Newsom announces plan to crack down on deadly street drug known as ‘tranq’

(Associated Press)

Newsom announces plan to crack down on deadly street drug known as ‘tranq’

California politics, homepage news

Anabel Sosa

November 29, 2023

Amid a growing drug overdose crisis and a debate over how the state should respond, Governor Gavin Newsom announced Tuesday that he will support legislation to increase penalties for trafficking in xylazine, the deadly and meat-

rotting food

animal tranquilizer drug known as ‘tranq’.

Newsom administration officials provided few details about what the bill might entail, other than saying it would classify xylazine as a controlled substance and increase criminal penalties for illegal trafficking of the drug. Veterinary use would still be permitted.

Tranq poses a unique and devastating challenge in our fight against the overdose epidemic,” Newsom said in a statement. “While California is not yet experiencing tranq to the same extent as other parts of the country, this legislation will help the state stay ahead of the curve and clamp down on dealers and traffickers as we work to provide treatment and resources to those struggling with addiction and substance abuse.

Xylazine is a non-opiate sedative and muscle relaxant approved for veterinary use only, but the drug can be mixed with fentanyl and is increasingly being found in a growing number of overdose deaths in California and across the country. Like fentanyl, xylazine is addictive and potentially fatal, and can also cause painful sores on the skin.

Newsom rarely sponsors bills but said the action is necessary to address the growing drug epidemic that has contributed to thousands of deaths in California each year. Between January and August, there were 19 accidental overdose deaths involving xylazine in San Francisco alone


according to overdose data published by the city.

Civil liberties groups have successfully thwarted similar measures against fentanyl in recent years, arguing that increased criminal penalties for dealers would only lead to a revival of the failed war on drugs and ultimately refill prisons.

“While we understand that this legislation should target those who ‘traffick’ the drug xylazine, we have seen throughout history that these laws often result in low-level criminalization of dealers and users,” said Jeronimo Aguilar , policy analyst at Legal Services. Prisoners with Children said this in a statement.

Newsom’s proposal did not include details on how drug trafficking would be addressed.

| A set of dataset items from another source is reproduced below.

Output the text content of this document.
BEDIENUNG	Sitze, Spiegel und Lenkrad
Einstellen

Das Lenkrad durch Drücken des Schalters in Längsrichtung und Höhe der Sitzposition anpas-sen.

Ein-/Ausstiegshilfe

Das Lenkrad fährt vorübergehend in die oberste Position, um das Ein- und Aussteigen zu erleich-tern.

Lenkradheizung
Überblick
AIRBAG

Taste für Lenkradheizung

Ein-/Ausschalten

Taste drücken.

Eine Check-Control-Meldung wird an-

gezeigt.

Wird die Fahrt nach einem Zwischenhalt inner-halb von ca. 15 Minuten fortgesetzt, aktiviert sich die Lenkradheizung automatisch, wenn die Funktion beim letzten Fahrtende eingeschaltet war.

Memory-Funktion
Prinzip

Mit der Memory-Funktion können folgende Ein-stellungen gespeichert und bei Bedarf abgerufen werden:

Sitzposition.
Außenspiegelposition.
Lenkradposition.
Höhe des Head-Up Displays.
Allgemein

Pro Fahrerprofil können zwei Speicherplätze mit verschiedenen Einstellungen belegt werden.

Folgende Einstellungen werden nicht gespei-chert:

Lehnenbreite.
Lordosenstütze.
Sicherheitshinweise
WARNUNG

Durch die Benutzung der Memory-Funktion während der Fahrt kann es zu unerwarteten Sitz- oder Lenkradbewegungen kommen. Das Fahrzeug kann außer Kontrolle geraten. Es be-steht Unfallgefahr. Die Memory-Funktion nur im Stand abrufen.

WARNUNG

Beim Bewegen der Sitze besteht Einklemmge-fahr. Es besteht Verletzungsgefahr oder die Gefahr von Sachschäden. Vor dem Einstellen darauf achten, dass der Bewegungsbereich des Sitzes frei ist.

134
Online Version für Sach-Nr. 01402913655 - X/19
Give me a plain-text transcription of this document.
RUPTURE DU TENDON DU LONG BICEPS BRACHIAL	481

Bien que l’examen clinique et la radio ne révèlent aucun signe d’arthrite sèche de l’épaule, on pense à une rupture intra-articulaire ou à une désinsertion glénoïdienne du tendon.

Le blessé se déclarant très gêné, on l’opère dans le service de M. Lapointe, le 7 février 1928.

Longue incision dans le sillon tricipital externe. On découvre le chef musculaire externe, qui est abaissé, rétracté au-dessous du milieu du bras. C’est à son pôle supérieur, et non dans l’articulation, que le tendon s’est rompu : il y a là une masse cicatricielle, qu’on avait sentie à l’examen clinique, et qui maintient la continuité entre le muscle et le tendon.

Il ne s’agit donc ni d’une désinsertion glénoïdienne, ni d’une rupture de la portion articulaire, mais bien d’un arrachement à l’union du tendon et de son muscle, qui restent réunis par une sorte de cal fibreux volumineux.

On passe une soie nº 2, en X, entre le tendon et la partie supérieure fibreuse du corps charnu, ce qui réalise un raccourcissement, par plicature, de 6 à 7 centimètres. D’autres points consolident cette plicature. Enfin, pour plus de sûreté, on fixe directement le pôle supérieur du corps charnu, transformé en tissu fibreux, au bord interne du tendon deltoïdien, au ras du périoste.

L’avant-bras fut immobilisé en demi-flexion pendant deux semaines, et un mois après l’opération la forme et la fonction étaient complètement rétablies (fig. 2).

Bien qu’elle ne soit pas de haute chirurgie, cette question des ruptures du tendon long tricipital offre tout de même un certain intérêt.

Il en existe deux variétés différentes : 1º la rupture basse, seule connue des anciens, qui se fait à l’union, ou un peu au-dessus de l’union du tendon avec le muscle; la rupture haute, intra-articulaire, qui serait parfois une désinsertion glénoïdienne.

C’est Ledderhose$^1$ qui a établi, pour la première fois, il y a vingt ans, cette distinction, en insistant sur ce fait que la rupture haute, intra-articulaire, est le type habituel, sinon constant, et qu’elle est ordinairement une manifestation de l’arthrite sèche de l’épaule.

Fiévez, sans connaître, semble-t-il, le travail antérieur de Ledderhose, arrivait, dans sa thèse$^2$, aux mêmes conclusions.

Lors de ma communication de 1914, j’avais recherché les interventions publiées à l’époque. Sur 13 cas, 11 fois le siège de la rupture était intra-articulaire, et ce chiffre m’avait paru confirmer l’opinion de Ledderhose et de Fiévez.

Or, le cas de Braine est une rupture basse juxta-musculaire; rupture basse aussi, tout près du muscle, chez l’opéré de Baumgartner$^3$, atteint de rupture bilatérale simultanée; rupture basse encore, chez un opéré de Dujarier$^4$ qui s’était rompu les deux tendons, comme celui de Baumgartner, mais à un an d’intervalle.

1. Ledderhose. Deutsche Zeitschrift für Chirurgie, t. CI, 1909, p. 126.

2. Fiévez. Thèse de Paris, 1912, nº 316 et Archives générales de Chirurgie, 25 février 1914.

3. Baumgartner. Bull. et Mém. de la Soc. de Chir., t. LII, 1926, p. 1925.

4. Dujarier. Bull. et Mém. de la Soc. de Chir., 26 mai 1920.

“The Governor and his staff are working closely with the Legislature and stakeholders to refine what penalties should look like to prevent the illegal use of narcotics. [California]said Brandon Richards, a spokesman for Newsom. “We will have more to share as those conversations progress and the legislative session gets underway.”

Newsom has signed several fentanyl bills into law this year. Other bills, including measures backed by Republicans and moderate Democrats calling for tougher penalties for drug trafficking, failed to pass the Legislature.

“I wish this happened a while ago when we were pushing legislation regarding fentanyl,” Assemblymember Joe Patterson (R-Rocklin) told The Times. “Nevertheless, it is a positive thing to see progress in mixing another drug with fentanyl and killing our children and adults.”

Patterson sits on the Select Committee on Fentanyl, Opioid Addiction, and Overdose Prevention and made his own attempt at fentanyl legislation last year, but did not get enough votes in the Assembly Public Safety Committee.

Senator Tom Umberg (D-Orange)


said he is “pleased” with the governor’s announcement. Umberg sponsored his own fentanyl bill last year, but it was voted down by his fellow lawmakers.

Umberg said that while he is focused on fentanyl, he also supports comprehensive legislation that takes into account preventive treatments in addition to law enforcement.

Newsom’s office also announced that the California Department of Public Health had sent a letter notifying facilities and physicians of the rise of xylazine and what actions they should take to protect patients. The California State Board of Pharmacy and the California Veterinary Medical Board have warned practitioners about the drug’s dangers.